U.S. District Judge John Darrah nearly doubled advisory federal sentencing guidelines in imposing a 10-year prison term on Matthew Scott, who lured his victims -- including many close friends -- to invest approximately $28 million over nine years in a business that he falsely represented purchased used high-speed commercial printers that were re-sold for a substantial profit. Scott, who then used the money instead to make "Ponzi-type" payments to earlier investors, had pleaded guilty in January to one count of mail fraud.
Scott, 51, was ordered to begin serving his sentence on Sept. 23 and was also ordered to pay $4.9 million in restitution. Judge Darrah imposed the sentence after hearing directly from three victims of the fraud scheme, as well as considering victim impact letters from more than a dozen others.

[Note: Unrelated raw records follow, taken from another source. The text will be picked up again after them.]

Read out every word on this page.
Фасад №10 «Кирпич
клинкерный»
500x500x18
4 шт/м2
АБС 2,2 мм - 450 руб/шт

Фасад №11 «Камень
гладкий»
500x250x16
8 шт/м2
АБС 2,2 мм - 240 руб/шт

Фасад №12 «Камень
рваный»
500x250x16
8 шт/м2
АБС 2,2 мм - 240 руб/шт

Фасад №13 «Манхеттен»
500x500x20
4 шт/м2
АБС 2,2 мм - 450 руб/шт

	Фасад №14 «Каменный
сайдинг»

Mail fraud carries maximum penalty of 20 years, but Scott's plea agreement anticipated a sentencing guidelines range of 63 to 78 months. Judge Darrah determined that 10 years was a reasonable sentence under the circumstances.
Scott was president and sole owner of a printer repair company known as Gelsco, Inc., located in Northlake. Between early 2000 and March 2009, he fraudulently obtained at least $28 million from approximately 75 investors, and caused the victims to lose a total of $4.9 million.
Scott admitted that he falsely told investors that their funds would be used to purchase, or finance the purchase of, printers that had a value of more than $100,000, which would be sold to third parties. He further claimed that there were specific buyers and sellers of printers, when, in fact, he and Gelsco did not purchase or finance any such printers. Instead, Scott fabricated false purchase orders, invoices, promissory notes and other documents that he provided to investors.
He lied to investors, saying Gelsco increased the cost of the printers approximately 10-12 percent and earned substantial profits, usually within 90 days or less, which he promised to split with the investors. In fact, he never attempted to build a business or generate profits.
Over nine years, Scott had to raise funds continually from investors to make payments to earlier investors, all of which he concealed and intentionally failed to disclose to new and old investors alike.